Opinion
‘Ties are cut like an umbilical cord’: What I wish I’d known before my year 12 exams
Daniel Cash
ContributorWhat if my pen runs out of ink? What if my back-up pen breaks? What if I lose my last-resort pen?
These were the three most pressing questions on my mind exactly 12 months ago, on the morning of my first VCE exam.
It was English – a three-hour-long behemoth I had spent months studying for – and I couldn’t help but feel the enormity of what was tied to my performance in that examination hall. My reputation, my future, and my university prospects were all on the line – at least that’s what I believed at the time. I was determined that my pens would not be responsible for my downfall.
There is now some space between that deeply stressed-out year 12 version of me and present-day me.

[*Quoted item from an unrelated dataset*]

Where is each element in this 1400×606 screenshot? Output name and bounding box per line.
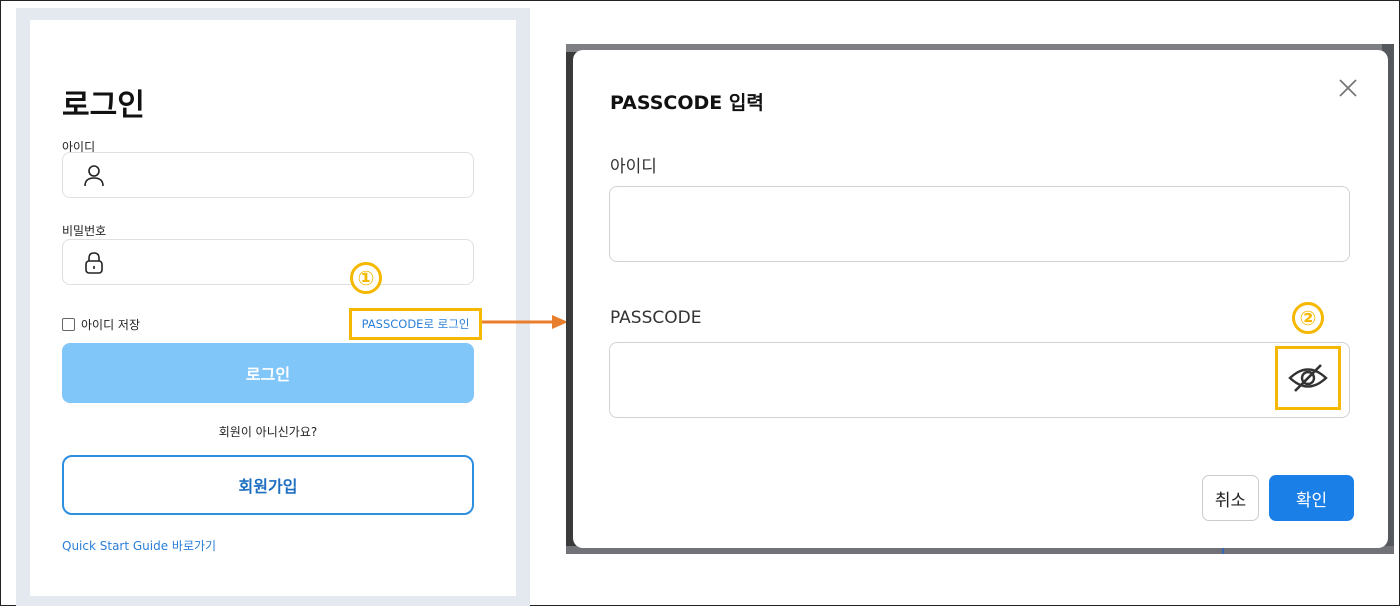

I wish I could go back in time and give the younger version some advice. First, I’d say that the upcoming history essay would be on Louis XVI, and perhaps more importantly, I’d point out that while an ATAR score matters, what matters most is how you perceive it.
Let me explain. Like most kids who are planning to attend university, I grew up hearing two theories about the Australian Tertiary Admissions Rank (your overall education “score”): the first was that your ATAR means nothing. The second was that it means everything.
As a high school student caught up in the impending ranking of my smarts – slightly dystopian, now that I think about it – it was difficult to see how ATARs could be anything but the be-all and end-all of my future. Why else would schools be measured by their students’ scores if they were not the single most important thing a year 12 student works towards? At the other end of the spectrum, a year out of school and with the VCE a thing of my past, it’s easy to see how ATARs might be perceived as meaningless.
Which is it, then? Should students cramming for exams throw their textbooks away or intensify their efforts?
As a recent product of the system, I can tell you this: yes, your ATAR matters, but not as much as you might be thinking at this moment.
A month after my exams, I spent a week in The Age newsroom. During that time, I made a TikTok asking Melburnians on the street, each of different ages and practising different professions, what their ATAR had been, and how their scores had affected them. One woman, who scored a respectable (but not A+) score of 80, is now a Supreme Court judge.
In the comment section, people shared stories that further confirmed what I know now, but wish I had known on that morning 12 months ago. “85 and it cost me a menty b [mental breakdown],” one person wrote. “Whatever ATAR you get, you’re still gonna have to work,” another said.
At worst, a poor ATAR is a set-back, not a disqualifier. For people whose scores allow them to get into the university and into a course of their choosing, great. For those whose are too low, you can apply yourself in the first year of a different course and transfer in the second (which is becoming increasingly common). And if you aren’t interested in university, it really is irrelevant.
This is what I mean when I say what matters most is how you perceive your score. Why? Because, while the VCE system is overwhelming when you’re in it, ties are cut like an umbilical cord once your final exam ends. The process finishes abruptly. No more catching the 8.27am tram for first period, no more coming home at 3.45pm to start homework by 5pm. No more fixation on a single, numerical goal. Therefore, those who allow the ATAR to dominate their thinking struggle when school finishes, whereas those who maintain a sense of what is important – family, friendships, hobbies, health – tend to succeed.
It can be a tough balance to strike, sure, especially when you’re in the thick of it. I remember coming home last year after a poor result and informing my mother that Paul Keating had dropped out of school, and that maybe I would, too. I also remember feeling, a month later, that I surely deserved a knighthood, or at the least an Order of Australia, after I aced an essay.
If you can successfully ride the emotional roller coaster of the exam period and view the ATAR for what it is – significant, yes, but not the end of the world – you’ll get through your final year of school to find yourself smiling at the other end. At least that’s what I’d want to tell year 12 me if I could.
Daniel Cash is a law student at ANU.